Estate planning is a critical process designed to designate and distribute a person’s assets upon their death, among other things. A Houston estate plan documents a person’s wishes if they become incapacitated or die and specifies who will effectuate the deceased’s wishes. These plans usually involve drafting wills and trusts, designating powers of attorneys and medical decision-makers, and addressing insurance issues and tax implications. It is crucial that individuals seek an attorney’s assistance to determine the current and predicted state of the law and how it may impact their beneficiaries.
What is a Gift Tax?
One area of estate planning that is currently under scrutiny is the federal gift tax.

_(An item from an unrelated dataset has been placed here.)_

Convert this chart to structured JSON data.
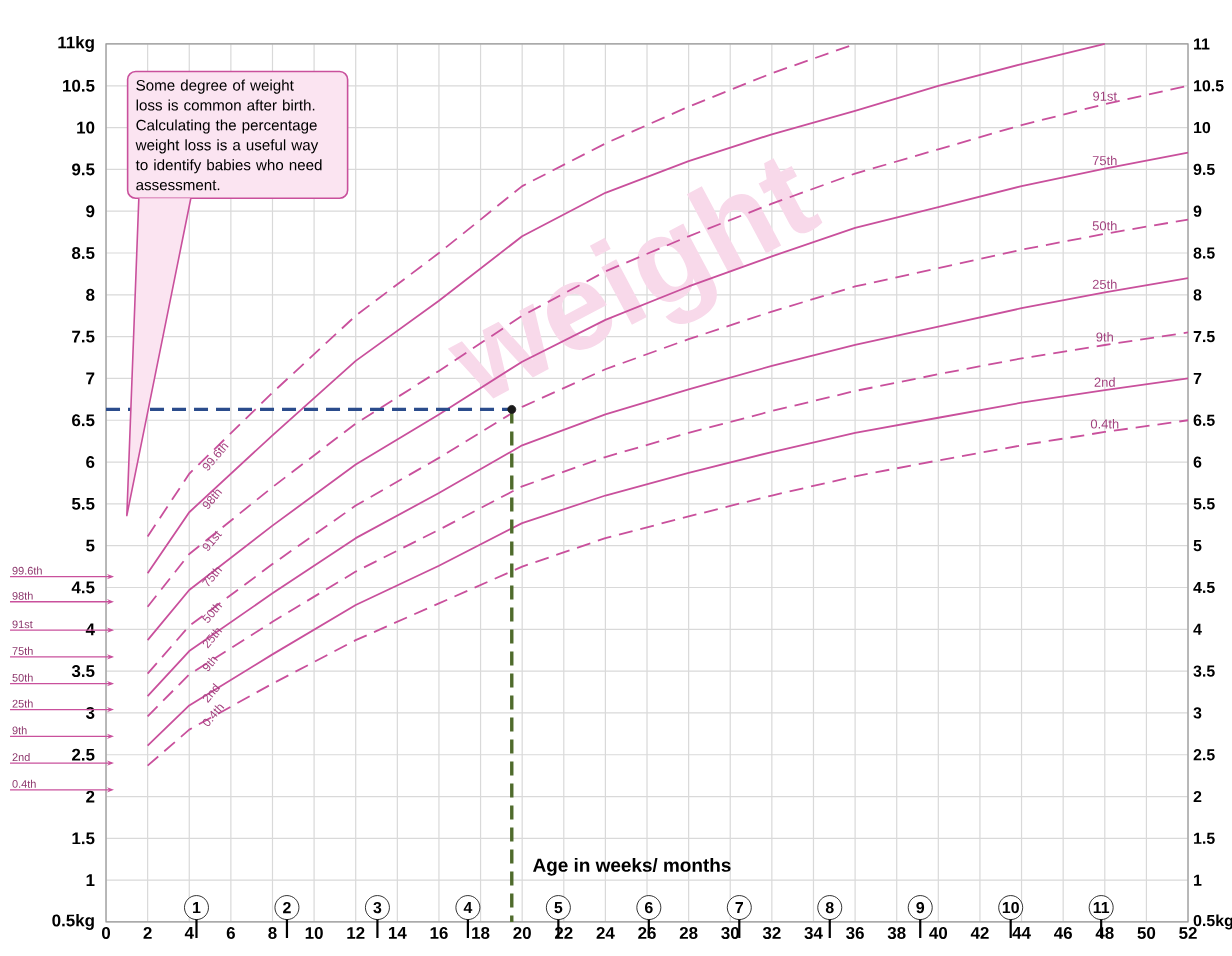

A gift tax is a tax on the transfer of wealth from one individual to another, when the gift is made during the gifter’s lifetime. In most cases, the person making the gift is responsible for paying the gift tax. The Internal Revenue Services (IRS) requires individuals to pay this tax if they give a gift to someone worth more than a specific amount. Currently, gifts made in excess of $15,000 reduce a person’s federal estate exemption when they die. For example, if a grandmother gifts her granddaughter $30,000 in a year, the first $15,000 is not taxable under the annual exclusion. However, after that, the remaining $15,000 counts against a person’s lifetime gift tax exemption and federal estate tax exemption.